Yemen's internationally-recognised government Monday said it will take part in proposed peace talks, hours after a high-ranking Yemeni rebel official urged his leadership to freeze military operations.
The moves come ahead of a visit in the next few days to the war-torn country by UN envoy Martin Griffiths, who is once again trying to get all sides around the negotiating table.
"The government has informed the UN envoy to Yemen... that it will send a government delegation to the talks with the aim of reaching a political solution," Yemen's foreign ministry said, quoted by the official Saba news agency.
Earlier Mohammed Ali al-Huthi, head of the Huthi rebels' Higher Revolutionary Committee and an influential political figure, tweeted that he wanted his group to announce "readiness to suspend and halt all military operations" and stop firing missiles on Saudi Arabia.
Riyadh, which is backing the Yemeni government, also lent its support to new talks.

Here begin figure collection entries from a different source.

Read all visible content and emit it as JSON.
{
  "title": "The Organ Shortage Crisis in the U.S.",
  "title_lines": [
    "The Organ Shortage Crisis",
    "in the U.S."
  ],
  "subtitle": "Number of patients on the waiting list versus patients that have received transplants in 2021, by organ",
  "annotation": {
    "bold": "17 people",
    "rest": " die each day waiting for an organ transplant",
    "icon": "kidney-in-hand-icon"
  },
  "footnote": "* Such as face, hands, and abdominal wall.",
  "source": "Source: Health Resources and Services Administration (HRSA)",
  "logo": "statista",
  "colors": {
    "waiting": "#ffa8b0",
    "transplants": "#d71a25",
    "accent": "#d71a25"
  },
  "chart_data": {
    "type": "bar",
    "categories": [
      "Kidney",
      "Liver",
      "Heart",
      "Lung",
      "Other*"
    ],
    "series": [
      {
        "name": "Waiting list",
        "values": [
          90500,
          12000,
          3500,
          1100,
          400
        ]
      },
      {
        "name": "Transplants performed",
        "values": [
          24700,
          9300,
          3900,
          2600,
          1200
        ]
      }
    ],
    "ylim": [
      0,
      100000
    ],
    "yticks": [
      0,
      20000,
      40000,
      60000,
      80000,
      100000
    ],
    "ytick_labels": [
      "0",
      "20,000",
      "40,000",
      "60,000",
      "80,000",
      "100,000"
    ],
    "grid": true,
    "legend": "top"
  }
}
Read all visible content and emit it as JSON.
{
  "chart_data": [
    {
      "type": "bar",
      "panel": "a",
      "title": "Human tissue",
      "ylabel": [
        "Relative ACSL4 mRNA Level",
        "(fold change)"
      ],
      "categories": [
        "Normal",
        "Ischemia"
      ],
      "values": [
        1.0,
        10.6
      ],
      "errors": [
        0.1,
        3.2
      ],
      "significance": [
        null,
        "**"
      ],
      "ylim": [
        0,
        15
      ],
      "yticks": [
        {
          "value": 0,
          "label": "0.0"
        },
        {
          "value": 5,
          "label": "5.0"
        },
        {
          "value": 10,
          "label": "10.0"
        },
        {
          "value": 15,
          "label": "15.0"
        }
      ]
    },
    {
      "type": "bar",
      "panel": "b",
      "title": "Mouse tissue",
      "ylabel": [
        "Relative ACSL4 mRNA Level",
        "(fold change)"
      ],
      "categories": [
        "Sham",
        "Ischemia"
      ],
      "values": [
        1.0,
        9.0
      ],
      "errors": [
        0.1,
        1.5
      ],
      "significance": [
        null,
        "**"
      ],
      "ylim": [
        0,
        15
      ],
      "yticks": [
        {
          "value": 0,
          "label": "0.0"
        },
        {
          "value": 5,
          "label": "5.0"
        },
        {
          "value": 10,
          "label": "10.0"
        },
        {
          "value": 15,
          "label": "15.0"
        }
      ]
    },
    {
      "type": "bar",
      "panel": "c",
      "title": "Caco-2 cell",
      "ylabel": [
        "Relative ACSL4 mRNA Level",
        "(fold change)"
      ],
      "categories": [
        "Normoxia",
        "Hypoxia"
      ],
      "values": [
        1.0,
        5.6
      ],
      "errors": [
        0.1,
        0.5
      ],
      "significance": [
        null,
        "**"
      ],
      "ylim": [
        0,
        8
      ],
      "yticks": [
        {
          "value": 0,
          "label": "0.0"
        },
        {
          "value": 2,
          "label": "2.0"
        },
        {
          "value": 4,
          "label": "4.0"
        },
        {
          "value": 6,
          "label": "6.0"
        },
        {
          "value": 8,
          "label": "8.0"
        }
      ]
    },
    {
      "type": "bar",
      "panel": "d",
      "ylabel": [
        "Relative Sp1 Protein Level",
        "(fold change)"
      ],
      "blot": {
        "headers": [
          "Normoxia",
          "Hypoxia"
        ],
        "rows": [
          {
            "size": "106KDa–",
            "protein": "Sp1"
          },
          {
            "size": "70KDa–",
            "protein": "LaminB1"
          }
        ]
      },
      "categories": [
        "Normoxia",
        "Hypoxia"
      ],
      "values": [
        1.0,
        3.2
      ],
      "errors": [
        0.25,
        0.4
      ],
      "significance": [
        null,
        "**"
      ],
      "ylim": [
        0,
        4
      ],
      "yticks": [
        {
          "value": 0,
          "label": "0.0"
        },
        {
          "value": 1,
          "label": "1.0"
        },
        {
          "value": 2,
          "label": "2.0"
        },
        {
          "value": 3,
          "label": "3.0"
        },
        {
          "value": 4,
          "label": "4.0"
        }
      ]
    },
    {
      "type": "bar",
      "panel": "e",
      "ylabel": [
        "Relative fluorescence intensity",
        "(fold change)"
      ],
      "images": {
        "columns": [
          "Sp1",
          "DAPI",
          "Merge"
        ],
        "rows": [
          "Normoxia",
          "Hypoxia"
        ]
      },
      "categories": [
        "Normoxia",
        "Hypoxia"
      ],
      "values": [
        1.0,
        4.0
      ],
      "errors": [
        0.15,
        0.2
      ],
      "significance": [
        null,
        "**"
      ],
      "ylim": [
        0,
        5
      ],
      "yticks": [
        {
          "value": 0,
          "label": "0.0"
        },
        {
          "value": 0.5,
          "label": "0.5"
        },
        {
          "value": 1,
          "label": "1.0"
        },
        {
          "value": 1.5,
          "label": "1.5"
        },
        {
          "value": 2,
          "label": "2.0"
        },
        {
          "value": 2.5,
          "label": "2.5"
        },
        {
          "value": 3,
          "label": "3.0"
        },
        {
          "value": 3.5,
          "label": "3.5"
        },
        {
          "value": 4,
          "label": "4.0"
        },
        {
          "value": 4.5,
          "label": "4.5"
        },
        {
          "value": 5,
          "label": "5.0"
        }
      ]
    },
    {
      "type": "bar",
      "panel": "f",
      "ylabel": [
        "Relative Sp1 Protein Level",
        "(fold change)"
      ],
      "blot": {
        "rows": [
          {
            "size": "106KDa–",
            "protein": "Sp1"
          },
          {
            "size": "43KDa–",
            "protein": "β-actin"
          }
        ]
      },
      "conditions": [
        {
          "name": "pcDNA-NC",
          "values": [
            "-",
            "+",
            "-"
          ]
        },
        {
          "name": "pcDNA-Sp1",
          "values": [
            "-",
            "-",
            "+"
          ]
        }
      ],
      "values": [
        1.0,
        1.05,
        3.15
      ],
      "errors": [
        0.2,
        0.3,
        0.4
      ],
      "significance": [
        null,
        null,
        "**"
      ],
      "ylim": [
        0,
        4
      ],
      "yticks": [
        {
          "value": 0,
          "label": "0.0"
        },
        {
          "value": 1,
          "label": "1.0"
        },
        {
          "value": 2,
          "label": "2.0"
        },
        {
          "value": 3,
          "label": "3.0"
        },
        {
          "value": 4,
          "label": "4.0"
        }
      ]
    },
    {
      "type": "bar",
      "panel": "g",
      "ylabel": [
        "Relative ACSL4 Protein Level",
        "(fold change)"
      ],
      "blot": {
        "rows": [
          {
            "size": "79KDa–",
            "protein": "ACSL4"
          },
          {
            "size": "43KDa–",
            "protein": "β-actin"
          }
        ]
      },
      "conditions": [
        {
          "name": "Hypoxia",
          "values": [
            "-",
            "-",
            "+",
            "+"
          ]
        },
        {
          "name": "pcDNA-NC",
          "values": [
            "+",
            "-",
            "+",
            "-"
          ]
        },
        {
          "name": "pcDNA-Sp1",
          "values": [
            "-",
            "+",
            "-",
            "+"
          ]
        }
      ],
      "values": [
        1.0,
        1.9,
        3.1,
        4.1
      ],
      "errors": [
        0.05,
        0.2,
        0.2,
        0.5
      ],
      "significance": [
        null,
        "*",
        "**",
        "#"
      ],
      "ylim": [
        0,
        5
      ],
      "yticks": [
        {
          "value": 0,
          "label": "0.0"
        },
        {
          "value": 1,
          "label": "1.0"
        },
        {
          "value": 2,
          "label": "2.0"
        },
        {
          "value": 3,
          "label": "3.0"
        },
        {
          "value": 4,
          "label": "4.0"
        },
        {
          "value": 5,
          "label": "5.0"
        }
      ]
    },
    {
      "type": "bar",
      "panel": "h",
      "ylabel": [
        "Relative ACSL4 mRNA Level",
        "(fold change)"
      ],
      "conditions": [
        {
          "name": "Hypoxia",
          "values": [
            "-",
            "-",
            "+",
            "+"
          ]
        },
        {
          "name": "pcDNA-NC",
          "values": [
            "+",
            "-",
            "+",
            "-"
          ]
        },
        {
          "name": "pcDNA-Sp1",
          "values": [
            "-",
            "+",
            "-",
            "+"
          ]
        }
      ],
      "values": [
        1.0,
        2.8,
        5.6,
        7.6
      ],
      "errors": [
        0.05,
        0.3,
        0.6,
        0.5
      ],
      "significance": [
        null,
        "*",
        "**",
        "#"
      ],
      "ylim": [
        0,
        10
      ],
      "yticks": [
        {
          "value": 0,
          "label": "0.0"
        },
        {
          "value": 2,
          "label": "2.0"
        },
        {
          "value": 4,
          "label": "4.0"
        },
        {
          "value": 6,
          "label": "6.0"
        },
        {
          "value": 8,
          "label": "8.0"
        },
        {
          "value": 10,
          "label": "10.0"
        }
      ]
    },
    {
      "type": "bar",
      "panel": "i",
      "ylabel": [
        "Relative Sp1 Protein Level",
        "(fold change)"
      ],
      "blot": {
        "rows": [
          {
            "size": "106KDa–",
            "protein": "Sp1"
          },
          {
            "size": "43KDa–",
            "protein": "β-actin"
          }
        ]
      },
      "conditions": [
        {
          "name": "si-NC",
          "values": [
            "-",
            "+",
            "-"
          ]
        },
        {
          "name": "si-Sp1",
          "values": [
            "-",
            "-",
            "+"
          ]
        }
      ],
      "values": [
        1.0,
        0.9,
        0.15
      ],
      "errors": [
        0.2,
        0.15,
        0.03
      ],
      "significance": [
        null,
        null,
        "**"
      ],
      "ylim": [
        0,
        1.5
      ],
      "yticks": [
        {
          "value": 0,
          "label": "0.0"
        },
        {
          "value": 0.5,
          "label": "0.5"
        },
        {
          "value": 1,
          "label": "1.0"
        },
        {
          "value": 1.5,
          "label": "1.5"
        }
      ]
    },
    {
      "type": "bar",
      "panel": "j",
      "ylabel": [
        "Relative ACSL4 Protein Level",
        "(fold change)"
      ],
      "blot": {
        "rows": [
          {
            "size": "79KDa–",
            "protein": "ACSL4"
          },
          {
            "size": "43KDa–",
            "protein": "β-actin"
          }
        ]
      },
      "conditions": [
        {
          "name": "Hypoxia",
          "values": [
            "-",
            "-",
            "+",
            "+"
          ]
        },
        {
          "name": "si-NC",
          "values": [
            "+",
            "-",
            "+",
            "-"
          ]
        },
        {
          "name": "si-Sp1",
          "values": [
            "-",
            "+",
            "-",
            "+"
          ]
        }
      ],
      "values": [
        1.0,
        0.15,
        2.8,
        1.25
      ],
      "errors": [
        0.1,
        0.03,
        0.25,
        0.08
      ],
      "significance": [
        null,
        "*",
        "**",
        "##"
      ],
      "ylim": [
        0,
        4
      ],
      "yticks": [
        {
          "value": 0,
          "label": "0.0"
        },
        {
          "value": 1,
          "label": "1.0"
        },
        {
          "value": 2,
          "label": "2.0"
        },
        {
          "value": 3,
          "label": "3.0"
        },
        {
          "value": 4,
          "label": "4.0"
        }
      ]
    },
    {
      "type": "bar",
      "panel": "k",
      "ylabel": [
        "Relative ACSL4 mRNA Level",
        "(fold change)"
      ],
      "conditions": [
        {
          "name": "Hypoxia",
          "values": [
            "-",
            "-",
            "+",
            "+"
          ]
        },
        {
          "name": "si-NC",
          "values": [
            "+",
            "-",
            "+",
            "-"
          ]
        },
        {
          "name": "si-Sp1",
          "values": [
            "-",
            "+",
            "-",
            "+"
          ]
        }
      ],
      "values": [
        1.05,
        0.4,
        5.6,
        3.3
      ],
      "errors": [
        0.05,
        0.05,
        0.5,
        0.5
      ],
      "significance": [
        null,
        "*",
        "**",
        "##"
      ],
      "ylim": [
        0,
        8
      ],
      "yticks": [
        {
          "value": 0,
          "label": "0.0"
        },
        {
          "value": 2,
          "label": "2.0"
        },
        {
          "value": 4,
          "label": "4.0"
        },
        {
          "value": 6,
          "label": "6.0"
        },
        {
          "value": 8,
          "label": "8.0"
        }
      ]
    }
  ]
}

The Iran-backed Huthi rebels have controlled Yemen's capital Sanaa since capturing it in late 2014. They also still hold the key port of Hodeida on the Red Sea in what has become a brutal almost four-year war, which has pushed millions of Yemenis to the brink of starvation.
The rebels have also fired hundreds of ballistic missiles into neighbouring Saudi Arabia, which has since 2015 has led a military coalition to restore to power President Abedrabbo Mansour Hadi's government.
Mohammed Ali al-Huthi called on "all (Huthi) official Yemeni sides to issue directives to end launching missiles and drones against aggression countries" which would "deprive them of any reason to continue their aggression and siege."